With a subsample of pre-service and in-service teachers, domain-specific competencies, non-domain-specific competencies, and the influence of expertise are analyzed. This framework covers:
- the in-depth validation of the competency structure model, which differentiates between domain-specific and non-domain-specific competencies, as well as
- the associated instruments for competency assessment of pre-service and in-service teachers in both domains; this includes testing with computer-based test formats to facilitate the valid assessment of action-based teacher competency.
Particular focus is on explaining the test results in terms of their domain-specificity (mathematics or economics) as well as their non-domain-specific proportions. By means of different expertise groups, we examine whether a change in competency can be mapped over the various stages of teacher education.

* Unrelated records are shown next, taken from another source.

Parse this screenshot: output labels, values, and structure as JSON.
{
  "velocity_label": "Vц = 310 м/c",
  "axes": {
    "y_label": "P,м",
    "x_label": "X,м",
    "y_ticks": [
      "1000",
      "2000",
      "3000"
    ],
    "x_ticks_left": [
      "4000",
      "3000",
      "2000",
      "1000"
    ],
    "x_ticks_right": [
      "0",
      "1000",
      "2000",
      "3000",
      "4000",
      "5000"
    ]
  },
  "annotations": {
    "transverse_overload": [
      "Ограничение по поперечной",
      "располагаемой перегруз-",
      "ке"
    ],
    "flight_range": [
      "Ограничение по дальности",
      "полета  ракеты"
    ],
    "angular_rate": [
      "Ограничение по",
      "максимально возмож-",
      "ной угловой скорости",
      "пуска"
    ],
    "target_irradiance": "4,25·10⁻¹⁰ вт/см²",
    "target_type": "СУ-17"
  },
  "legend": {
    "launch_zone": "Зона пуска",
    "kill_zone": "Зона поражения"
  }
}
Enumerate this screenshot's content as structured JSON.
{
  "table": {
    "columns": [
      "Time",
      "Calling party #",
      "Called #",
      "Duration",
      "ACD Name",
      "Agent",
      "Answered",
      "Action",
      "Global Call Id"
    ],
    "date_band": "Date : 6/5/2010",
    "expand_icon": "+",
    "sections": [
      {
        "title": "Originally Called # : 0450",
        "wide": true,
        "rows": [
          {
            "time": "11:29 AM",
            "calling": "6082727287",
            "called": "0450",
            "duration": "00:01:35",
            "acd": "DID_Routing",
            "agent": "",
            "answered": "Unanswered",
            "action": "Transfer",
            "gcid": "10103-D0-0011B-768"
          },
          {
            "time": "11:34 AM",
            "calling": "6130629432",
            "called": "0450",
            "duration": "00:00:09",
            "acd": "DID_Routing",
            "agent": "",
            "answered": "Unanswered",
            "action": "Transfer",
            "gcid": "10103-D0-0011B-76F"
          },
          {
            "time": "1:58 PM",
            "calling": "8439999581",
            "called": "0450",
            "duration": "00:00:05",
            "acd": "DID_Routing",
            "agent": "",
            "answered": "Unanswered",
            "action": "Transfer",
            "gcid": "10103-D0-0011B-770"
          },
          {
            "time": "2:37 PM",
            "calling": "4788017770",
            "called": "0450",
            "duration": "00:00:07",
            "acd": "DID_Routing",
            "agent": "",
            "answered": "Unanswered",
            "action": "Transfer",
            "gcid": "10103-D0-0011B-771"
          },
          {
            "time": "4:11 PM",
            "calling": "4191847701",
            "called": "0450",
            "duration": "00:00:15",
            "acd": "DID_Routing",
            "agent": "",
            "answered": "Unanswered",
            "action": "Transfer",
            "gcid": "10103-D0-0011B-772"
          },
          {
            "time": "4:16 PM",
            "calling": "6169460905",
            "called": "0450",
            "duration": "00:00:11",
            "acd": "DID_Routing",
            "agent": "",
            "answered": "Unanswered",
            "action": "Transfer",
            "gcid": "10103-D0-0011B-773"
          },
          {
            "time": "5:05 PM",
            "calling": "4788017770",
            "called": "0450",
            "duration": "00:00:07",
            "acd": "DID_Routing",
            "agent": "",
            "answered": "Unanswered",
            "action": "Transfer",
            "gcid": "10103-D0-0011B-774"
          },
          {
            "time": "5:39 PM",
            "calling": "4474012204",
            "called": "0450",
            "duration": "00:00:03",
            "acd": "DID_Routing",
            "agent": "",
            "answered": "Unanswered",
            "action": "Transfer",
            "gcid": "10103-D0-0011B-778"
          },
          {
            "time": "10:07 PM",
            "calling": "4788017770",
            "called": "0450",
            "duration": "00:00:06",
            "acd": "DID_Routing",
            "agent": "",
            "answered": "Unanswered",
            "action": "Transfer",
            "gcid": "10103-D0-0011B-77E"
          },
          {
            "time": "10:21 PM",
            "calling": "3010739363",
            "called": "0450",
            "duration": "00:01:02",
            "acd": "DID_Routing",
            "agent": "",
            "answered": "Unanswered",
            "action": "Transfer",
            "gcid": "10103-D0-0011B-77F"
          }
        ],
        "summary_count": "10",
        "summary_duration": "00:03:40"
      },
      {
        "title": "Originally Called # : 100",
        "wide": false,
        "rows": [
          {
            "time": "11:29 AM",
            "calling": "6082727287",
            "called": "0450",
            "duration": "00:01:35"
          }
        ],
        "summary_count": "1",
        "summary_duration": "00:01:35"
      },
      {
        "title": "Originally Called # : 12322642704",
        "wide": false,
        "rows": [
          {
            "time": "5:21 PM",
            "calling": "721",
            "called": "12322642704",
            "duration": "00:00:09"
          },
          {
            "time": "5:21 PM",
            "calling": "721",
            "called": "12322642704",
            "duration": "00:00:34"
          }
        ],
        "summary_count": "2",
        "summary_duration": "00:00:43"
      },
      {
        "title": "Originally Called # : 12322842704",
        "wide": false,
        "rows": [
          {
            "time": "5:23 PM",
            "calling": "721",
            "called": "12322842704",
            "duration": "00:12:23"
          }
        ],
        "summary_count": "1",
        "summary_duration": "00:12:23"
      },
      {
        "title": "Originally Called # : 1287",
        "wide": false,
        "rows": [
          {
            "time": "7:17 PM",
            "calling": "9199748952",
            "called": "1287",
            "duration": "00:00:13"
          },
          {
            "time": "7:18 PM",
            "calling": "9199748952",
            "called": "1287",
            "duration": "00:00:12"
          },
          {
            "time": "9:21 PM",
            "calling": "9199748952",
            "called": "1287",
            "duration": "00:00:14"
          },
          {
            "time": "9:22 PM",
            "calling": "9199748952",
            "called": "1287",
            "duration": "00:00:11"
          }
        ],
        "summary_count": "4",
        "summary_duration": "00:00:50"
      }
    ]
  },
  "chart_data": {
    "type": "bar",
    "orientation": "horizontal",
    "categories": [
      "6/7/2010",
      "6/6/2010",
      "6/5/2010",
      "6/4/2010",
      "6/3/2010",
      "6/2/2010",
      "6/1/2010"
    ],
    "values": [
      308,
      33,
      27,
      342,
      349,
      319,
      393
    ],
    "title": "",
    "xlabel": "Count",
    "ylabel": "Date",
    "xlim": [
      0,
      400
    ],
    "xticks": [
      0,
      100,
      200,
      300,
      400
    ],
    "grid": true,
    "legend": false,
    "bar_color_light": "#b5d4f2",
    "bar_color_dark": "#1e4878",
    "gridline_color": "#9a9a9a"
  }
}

By providing a validated competency model and corresponding tests, the project contributes to a better understanding across domains and to the structure of subject-specific teacher competency. Moreover, as the sample includes the domains of mathematics and economics as well as the three professionalization phases of teacher education in Germany (university students, teacher trainees, and fully-qualified teachers), valid interpretations of test values can be examined.
This project is based on a competency structure model by Lindmeier (2011) and Kuhn (2014) which focuses on the situational requirements of teaching and differentiates between two components of domain-specific teacher competency: reflective competency (RC) and action-related competency (AC). RC is needed to prepare and evaluate specific subject-related situations during pre- and post-instructional phases, and AC is needed to handle specific subject-related situations during instruction and under time pressure. While RC requires conscious (reflective) cognitive processes that draw on domain-specific propositional knowledge (content knowledge (CK) and pedagogical content knowledge (PCK)), AC also requires knowledge but usually involves intuitively controlled or automated (less reflective) cognitive processes. In addition to central domain-specific constructs (RC, AC, CK, PCK), both domain models include basic cognitive competency (facets of intelligence), generic competency (complex problem-solving and situational awareness) as well as the degree of expertise in teaching (university students, teacher trainees, and teachers) as non-domain-specific variables.
By investigating teacher competency in the two different but related subjects of mathematics and economics, we are able to examine the validity of the assessment across domains.